In one of the festival’s strongest ever line-ups, there was a virtual array of highlights - Vampire Weekend’s preppy, upbeat tunes warming up a rain-soaked crowd on Friday afternoon; MGMT-lite Aussie band Empire of the Sun donningt mind-bending costumes and employing psychedelic visuals in a heaving Heineken Green Spheres tent; rap mogul Jay-Z performing his mash-up of U2’s Sunday Bloody Sunday and the anthemic Empire State of Mind to a heaving crowd, watched by Beyonce and accompanied by an 80-strong entourage; Arcade Fire performing some new material alongside their biggest hits in a very rare balmy and dry hour and a half; Conor O’Brien almost stealing the show with his epic, heartfelt songs in the 2FM/Hot Press Academy tent; Florence warming up yet another sodden crowd with her soaring vocals; Muse belting out their epic rock-opera tunes along with a stunning light and laser show, proving them to be one of the biggest bands in the world right now, and members of the Irish rugby team joining Mumford and Sons on stage for a drum-pounding finish to their upbeat set on Sunday evening.

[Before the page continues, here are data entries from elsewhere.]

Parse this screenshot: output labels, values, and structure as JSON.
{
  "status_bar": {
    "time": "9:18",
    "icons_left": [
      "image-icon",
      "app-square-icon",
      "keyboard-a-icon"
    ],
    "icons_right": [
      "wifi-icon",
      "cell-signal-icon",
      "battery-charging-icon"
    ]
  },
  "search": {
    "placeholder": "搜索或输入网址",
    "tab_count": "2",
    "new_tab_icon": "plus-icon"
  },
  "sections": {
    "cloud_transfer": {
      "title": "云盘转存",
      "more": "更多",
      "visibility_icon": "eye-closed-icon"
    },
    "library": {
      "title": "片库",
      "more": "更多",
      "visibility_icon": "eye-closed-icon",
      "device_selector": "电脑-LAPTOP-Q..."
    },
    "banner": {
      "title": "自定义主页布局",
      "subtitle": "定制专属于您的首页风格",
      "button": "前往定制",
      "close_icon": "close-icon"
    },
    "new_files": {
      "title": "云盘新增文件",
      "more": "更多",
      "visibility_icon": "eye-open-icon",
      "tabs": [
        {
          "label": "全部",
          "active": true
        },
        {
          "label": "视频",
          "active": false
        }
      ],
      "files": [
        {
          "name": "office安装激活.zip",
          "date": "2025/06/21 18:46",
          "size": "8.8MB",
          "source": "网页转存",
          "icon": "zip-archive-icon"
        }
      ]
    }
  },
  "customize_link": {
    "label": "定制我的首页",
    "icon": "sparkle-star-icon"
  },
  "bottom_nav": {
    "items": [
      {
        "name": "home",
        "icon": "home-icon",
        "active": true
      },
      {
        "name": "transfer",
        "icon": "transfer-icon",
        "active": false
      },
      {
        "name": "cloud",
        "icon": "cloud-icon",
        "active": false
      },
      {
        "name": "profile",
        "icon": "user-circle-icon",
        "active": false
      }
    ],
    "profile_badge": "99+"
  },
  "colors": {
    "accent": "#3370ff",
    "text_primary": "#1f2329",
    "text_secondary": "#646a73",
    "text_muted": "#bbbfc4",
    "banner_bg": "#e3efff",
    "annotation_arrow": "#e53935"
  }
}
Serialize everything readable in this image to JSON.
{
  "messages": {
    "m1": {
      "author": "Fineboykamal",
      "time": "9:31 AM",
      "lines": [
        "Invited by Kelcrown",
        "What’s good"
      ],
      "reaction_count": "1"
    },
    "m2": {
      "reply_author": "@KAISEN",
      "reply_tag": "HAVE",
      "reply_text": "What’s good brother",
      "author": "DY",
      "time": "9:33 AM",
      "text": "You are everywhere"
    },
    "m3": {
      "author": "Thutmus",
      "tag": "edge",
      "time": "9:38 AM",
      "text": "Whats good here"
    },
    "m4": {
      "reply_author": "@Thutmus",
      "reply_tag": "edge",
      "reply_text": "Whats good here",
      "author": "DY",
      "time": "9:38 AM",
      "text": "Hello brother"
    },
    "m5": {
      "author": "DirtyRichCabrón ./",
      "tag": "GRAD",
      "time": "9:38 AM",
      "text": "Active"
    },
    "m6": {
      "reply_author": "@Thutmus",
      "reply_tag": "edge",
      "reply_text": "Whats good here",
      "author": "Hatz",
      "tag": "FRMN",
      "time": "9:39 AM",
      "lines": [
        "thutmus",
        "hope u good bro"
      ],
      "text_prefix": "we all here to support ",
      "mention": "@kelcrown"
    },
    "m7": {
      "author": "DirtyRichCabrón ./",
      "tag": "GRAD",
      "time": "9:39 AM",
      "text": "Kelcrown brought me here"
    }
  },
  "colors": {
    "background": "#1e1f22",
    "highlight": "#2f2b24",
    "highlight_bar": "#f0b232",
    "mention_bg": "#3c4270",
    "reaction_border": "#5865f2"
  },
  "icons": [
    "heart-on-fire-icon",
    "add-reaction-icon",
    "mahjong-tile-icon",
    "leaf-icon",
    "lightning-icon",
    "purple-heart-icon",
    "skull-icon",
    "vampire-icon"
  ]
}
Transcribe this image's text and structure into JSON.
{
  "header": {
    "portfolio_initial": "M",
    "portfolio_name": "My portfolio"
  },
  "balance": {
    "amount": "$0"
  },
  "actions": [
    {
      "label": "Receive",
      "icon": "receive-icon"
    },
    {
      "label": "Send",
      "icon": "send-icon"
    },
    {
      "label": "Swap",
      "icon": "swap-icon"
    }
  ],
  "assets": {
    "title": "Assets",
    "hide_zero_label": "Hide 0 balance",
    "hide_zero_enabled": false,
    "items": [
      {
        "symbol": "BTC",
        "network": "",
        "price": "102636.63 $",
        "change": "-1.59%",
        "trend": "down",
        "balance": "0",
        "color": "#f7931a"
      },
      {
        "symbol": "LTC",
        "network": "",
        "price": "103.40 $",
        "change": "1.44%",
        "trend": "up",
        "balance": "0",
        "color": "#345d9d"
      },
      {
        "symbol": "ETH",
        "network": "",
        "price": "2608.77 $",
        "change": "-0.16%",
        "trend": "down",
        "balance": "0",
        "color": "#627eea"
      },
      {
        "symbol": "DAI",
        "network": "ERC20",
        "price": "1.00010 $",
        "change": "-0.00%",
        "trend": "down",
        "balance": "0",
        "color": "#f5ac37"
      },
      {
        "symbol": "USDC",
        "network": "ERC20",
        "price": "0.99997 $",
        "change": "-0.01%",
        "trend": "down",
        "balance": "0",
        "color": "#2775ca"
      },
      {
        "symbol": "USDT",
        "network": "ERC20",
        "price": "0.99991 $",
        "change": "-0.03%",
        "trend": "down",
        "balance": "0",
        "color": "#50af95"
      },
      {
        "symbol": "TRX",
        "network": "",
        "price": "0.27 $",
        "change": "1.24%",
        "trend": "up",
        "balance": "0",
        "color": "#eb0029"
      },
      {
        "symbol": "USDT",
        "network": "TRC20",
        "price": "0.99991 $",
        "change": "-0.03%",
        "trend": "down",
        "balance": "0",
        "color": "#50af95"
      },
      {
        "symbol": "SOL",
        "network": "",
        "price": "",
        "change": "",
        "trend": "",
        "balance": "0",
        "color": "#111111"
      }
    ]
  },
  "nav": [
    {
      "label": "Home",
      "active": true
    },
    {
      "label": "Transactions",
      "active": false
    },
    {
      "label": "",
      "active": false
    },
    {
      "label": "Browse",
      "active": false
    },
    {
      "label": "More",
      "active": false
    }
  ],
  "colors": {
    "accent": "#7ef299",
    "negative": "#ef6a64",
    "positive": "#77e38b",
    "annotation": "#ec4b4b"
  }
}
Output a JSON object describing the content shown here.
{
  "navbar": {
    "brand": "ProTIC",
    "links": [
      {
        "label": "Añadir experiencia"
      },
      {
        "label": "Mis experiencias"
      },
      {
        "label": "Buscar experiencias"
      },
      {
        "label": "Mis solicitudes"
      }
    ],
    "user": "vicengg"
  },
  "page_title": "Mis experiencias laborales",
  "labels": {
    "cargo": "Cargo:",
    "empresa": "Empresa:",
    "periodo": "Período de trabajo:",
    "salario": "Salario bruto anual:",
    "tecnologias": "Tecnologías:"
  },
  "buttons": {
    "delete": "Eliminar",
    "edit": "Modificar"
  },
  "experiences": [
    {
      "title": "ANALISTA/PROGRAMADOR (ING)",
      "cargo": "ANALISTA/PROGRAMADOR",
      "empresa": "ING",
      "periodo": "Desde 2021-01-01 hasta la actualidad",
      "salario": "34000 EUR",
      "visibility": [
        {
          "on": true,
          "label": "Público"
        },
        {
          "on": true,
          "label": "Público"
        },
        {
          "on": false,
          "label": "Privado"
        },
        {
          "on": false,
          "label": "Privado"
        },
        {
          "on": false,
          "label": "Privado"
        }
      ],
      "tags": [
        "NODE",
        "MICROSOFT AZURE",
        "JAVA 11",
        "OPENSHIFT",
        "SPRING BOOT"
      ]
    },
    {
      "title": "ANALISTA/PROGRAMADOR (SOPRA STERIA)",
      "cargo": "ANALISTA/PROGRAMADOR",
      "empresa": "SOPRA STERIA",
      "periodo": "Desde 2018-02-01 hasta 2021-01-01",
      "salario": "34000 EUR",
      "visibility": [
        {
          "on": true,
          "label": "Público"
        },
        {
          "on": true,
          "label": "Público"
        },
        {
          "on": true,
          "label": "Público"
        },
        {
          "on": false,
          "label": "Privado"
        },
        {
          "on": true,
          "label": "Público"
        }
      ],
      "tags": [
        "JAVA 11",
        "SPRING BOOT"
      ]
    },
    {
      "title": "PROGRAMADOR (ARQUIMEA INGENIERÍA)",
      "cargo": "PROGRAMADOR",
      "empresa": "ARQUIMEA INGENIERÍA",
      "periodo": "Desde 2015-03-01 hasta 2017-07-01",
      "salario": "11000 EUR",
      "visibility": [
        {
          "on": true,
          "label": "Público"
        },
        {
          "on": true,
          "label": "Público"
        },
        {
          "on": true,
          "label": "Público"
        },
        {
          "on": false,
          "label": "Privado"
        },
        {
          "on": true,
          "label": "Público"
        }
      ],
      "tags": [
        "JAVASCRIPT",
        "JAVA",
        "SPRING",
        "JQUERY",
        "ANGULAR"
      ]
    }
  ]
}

Despite rumours to the contrary, and after apparently refusing to walk 50 metres at Scotland’s T in the Park on Saturday because of the mud, rapper Eminem did actually make it to Punchestown to wrap up the hip-hop heavy festival, playing some of his biggest hits, including storming versions of The Way I Am and Cleaning Out My Closet in his opening coda.

Securing some or all of these acts was a major coup for promoters MCD, who claimed a crowd of 75,000 - a figure which relied heavily, we would estimate, on the massive crowd of Saturday day-trippers, such was the long lines of queues we saw early that day.

The usual assortment of stars popped into the festival, including the aforementioned Ms Knowles and Messers Jamie Heaslip, Tommy Bowe, Luke Fitzgerald and Cian Healy, as well as Jared Leto, whose band 30 Seconds To Mars played late on Sunday night, while fetching movie star star Rachel McAdams also made an appearance.


On the Beat met a large and varied assortment of fans who made the pilgrimage from Limerick to the Punchestown extravaganza - often seen as something akin to a rite of passage for many in their late teens - while Tim Kelly of Kelly Bus Travel reported a busy trade in those using the round the clock bus services from these parts.
Pleasantly beer prices seemed to have come down this year, making the festival a bit easier on the pocket.
With some of the world’s biggest names appearing on the Punchestown stages, the only thing missing from the line-up was the good weather, but then there’s always next year.
We live and hope it might be better, but the masses will descend regardless, and we will probably be among them.